Uma descoberta surpreendente modifica por algum tempo o relacionamento de Augusto e Vicência. Ocorreu uma traição cometida pelo marido e que é descoberta por sua esposa. A esta relação extraconjugal ele prefere denominar de aventura, “É aventura, o home é chei de aventura é por isso que acontece essa traição; e mulher é menos, e ela se trair, ela fica mais falada, isso aquilo outro e tal”. Esse fato gerou uma discussão, culminando com o abandono do lar pelo aventureiro, ficando ausente por algum tempo. Retornando, é recebido de braços abertos e cheios de saudade pela mulher amada. Ele confessa que nunca foi traído pela esposa, até porque pra época um relacionamento fora do casamento, por parte da mulher, macula sua reputação, mesmo vivendo em um ambiente promíscuo como é o caso deles. Já para o homem tudo é mais fácil, tornando-se até natural tal fato.

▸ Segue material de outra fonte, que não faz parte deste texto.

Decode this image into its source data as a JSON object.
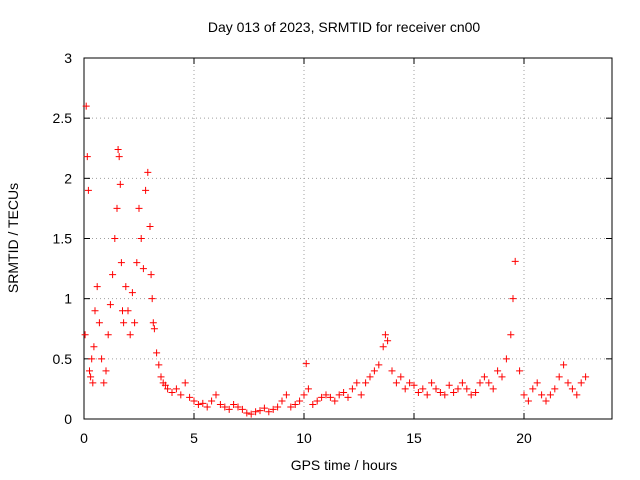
{
  "chart_data": {
    "type": "scatter",
    "title": "Day 013 of 2023, SRMTID for receiver cn00",
    "xlabel": "GPS time / hours",
    "ylabel": "SRMTID / TECUs",
    "xlim": [
      0,
      24
    ],
    "ylim": [
      0,
      3
    ],
    "x_ticks": [
      "0",
      "5",
      "10",
      "15",
      "20"
    ],
    "y_ticks": [
      "0",
      "0.5",
      "1",
      "1.5",
      "2",
      "2.5",
      "3"
    ],
    "grid": true,
    "marker": "+",
    "color": "#ff0000",
    "series": [
      {
        "name": "SRMTID",
        "x": [
          0.05,
          0.1,
          0.15,
          0.2,
          0.25,
          0.3,
          0.35,
          0.4,
          0.45,
          0.5,
          0.6,
          0.7,
          0.8,
          0.9,
          1.0,
          1.1,
          1.2,
          1.3,
          1.4,
          1.5,
          1.55,
          1.6,
          1.65,
          1.7,
          1.75,
          1.8,
          1.9,
          2.0,
          2.1,
          2.2,
          2.3,
          2.4,
          2.5,
          2.6,
          2.7,
          2.8,
          2.9,
          3.0,
          3.05,
          3.1,
          3.15,
          3.2,
          3.3,
          3.4,
          3.5,
          3.6,
          3.7,
          3.8,
          4.0,
          4.2,
          4.4,
          4.6,
          4.8,
          5.0,
          5.2,
          5.4,
          5.6,
          5.8,
          6.0,
          6.2,
          6.4,
          6.6,
          6.8,
          7.0,
          7.2,
          7.4,
          7.6,
          7.8,
          8.0,
          8.2,
          8.4,
          8.6,
          8.8,
          9.0,
          9.2,
          9.4,
          9.6,
          9.8,
          10.0,
          10.1,
          10.2,
          10.4,
          10.6,
          10.8,
          11.0,
          11.2,
          11.4,
          11.6,
          11.8,
          12.0,
          12.2,
          12.4,
          12.6,
          12.8,
          13.0,
          13.2,
          13.4,
          13.6,
          13.7,
          13.8,
          14.0,
          14.2,
          14.4,
          14.6,
          14.8,
          15.0,
          15.2,
          15.4,
          15.6,
          15.8,
          16.0,
          16.2,
          16.4,
          16.6,
          16.8,
          17.0,
          17.2,
          17.4,
          17.6,
          17.8,
          18.0,
          18.2,
          18.4,
          18.6,
          18.8,
          19.0,
          19.2,
          19.4,
          19.5,
          19.6,
          19.8,
          20.0,
          20.2,
          20.4,
          20.6,
          20.8,
          21.0,
          21.2,
          21.4,
          21.6,
          21.8,
          22.0,
          22.2,
          22.4,
          22.6,
          22.8
        ],
        "y": [
          0.7,
          2.6,
          2.18,
          1.9,
          0.4,
          0.35,
          0.5,
          0.3,
          0.6,
          0.9,
          1.1,
          0.8,
          0.5,
          0.3,
          0.4,
          0.7,
          0.95,
          1.2,
          1.5,
          1.75,
          2.24,
          2.18,
          1.95,
          1.3,
          0.9,
          0.8,
          1.1,
          0.9,
          0.7,
          1.05,
          0.8,
          1.3,
          1.75,
          1.5,
          1.25,
          1.9,
          2.05,
          1.6,
          1.2,
          1.0,
          0.8,
          0.75,
          0.55,
          0.45,
          0.35,
          0.3,
          0.28,
          0.25,
          0.22,
          0.25,
          0.2,
          0.3,
          0.18,
          0.15,
          0.12,
          0.13,
          0.1,
          0.15,
          0.2,
          0.12,
          0.1,
          0.08,
          0.12,
          0.1,
          0.08,
          0.05,
          0.04,
          0.06,
          0.07,
          0.09,
          0.06,
          0.08,
          0.1,
          0.15,
          0.2,
          0.1,
          0.12,
          0.15,
          0.2,
          0.46,
          0.25,
          0.12,
          0.15,
          0.18,
          0.2,
          0.18,
          0.15,
          0.2,
          0.22,
          0.18,
          0.25,
          0.3,
          0.2,
          0.3,
          0.35,
          0.4,
          0.45,
          0.6,
          0.7,
          0.65,
          0.4,
          0.3,
          0.35,
          0.25,
          0.3,
          0.28,
          0.22,
          0.25,
          0.2,
          0.3,
          0.25,
          0.22,
          0.2,
          0.28,
          0.22,
          0.25,
          0.3,
          0.25,
          0.2,
          0.22,
          0.3,
          0.35,
          0.3,
          0.25,
          0.4,
          0.35,
          0.5,
          0.7,
          1.0,
          1.31,
          0.4,
          0.2,
          0.15,
          0.25,
          0.3,
          0.2,
          0.15,
          0.2,
          0.25,
          0.35,
          0.45,
          0.3,
          0.25,
          0.2,
          0.3,
          0.35
        ]
      }
    ]
  }
}
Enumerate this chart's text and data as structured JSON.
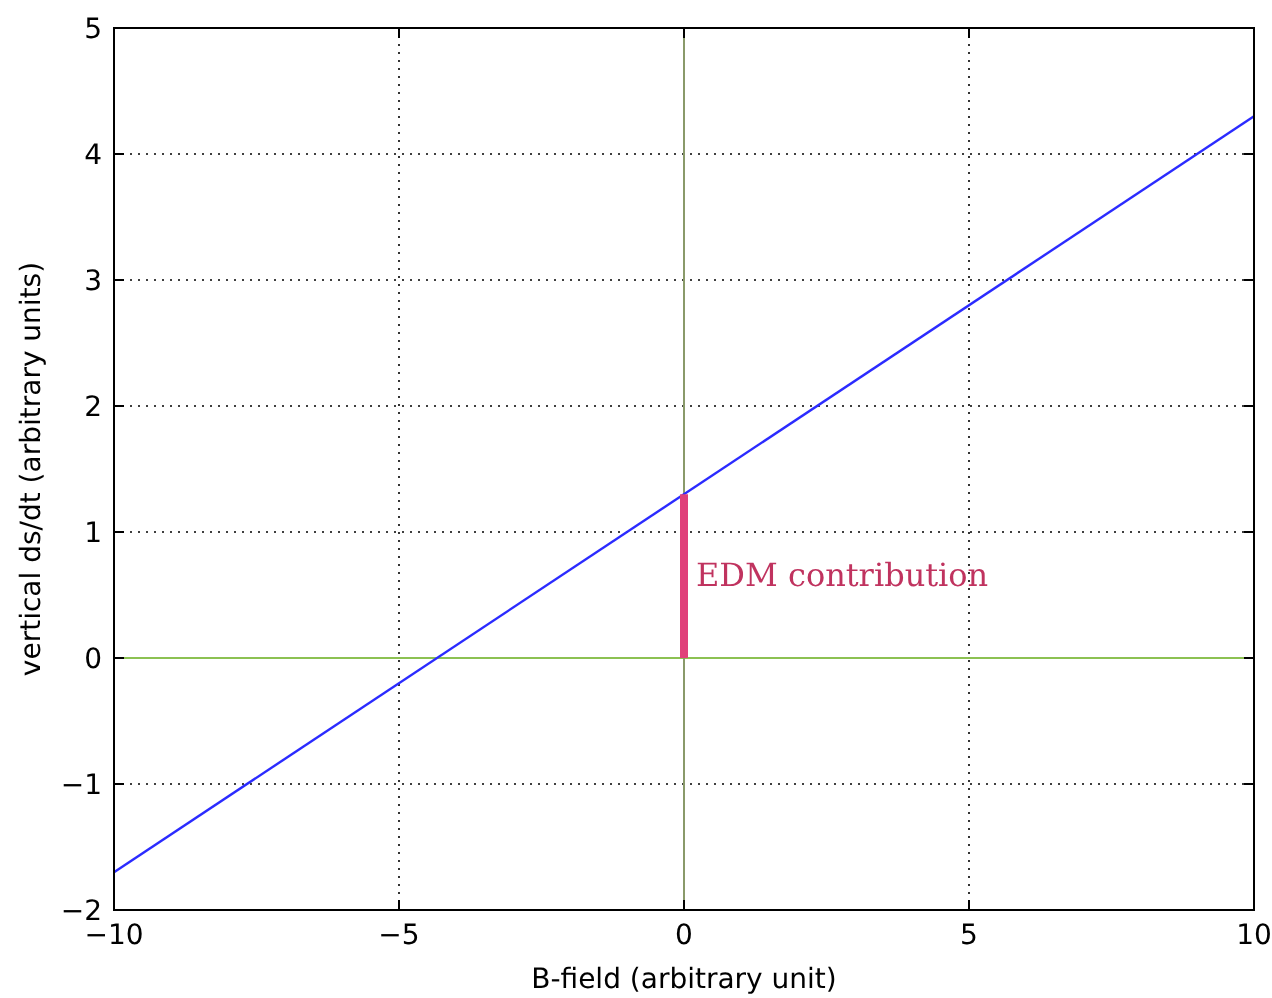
{
  "chart_data": {
    "type": "line",
    "xlabel": "B-field (arbitrary unit)",
    "ylabel": "vertical ds/dt (arbitrary units)",
    "xlim": [
      -10,
      10
    ],
    "ylim": [
      -2,
      5
    ],
    "xticks": [
      {
        "value": -10,
        "label": "−10"
      },
      {
        "value": -5,
        "label": "−5"
      },
      0,
      5,
      10
    ],
    "yticks": [
      {
        "value": -2,
        "label": "−2"
      },
      {
        "value": -1,
        "label": "−1"
      },
      0,
      1,
      2,
      3,
      4,
      5
    ],
    "grid": true,
    "line_style": "solid",
    "ref_lines": [
      {
        "axis": "y",
        "value": 0,
        "color": "#8cc152"
      },
      {
        "axis": "x",
        "value": 0,
        "color": "#8a9a6a"
      }
    ],
    "series": [
      {
        "color": "#2b2bff",
        "x": [
          -10,
          10
        ],
        "values": [
          -1.7,
          4.3
        ]
      },
      {
        "name": "EDM contribution",
        "color": "#e0407a",
        "x": [
          0,
          0
        ],
        "values": [
          0,
          1.3
        ]
      }
    ]
  }
}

A ordem natural da vida é: nascer, crescer, reproduzir e morrer; com a união de Oliveira e Vicência este processo não seguiu a ordem cronológica, porque o casamento não permitiu a geração de filhos; não se pode ter tudo na vida! Mas eles adotaram os sobrinhos de Vicência, criando-os como se filhos biológicos fossem. O menino não tinha apreço pelos estudos. Chegou a estudar até em escola particular. Contudo não teve jeito, sua vocação estava na ponta do pincel e na intimidade com as tintas. É pintor. A menina, já moça, tem vinte e seis anos e ainda é estudante.

O matrimônio será interrompido pelas fatalidades que o destino reserva e a certeza única da vida: a morte. Vicência morreu vítima de diabetes. É com semblante triste que Augusto fala da saudade que sente de sua amada “... você acredita que ainda hoje eu choro por ela, tô com vinte e dois anos de viúvo, nunca arranjei outra mulher, né? Pra viver em casa”.

O entrelaçamento das histórias individuais contribui para a ampliação de um campo de visão bem amplo, permitindo compreender a formação do espaço social. Os acontecimentos quando estudados isoladamente não possibilitam uma visão global do ambiente enquanto local que produz cultura, impossibilitando a compreensão das peculiaridades que permeiam a Munguba, enquanto que o entrelaçamento e o arrolamento das personagens em consonância com suas histórias e utilizadas como elo entre todo o elenco que compõe o cotidiano, possibilita o entendimento acerca do dia-a-dia que enlaça e constitui a realidade dos laços afetivos ou não que contribuíram [para a] existência da Munguba.

Extraído da dissertação de mestrado em História do Brasil “Memórias do Cais: Parnaíba, a cidade, o rio e a prostituição (1940-1960)” de Erasmo Carlos Amorim Morais, orientação da Profa Dra. Maria do Amparo Borges Ferro. Universidade Federal do Piauí, 2012.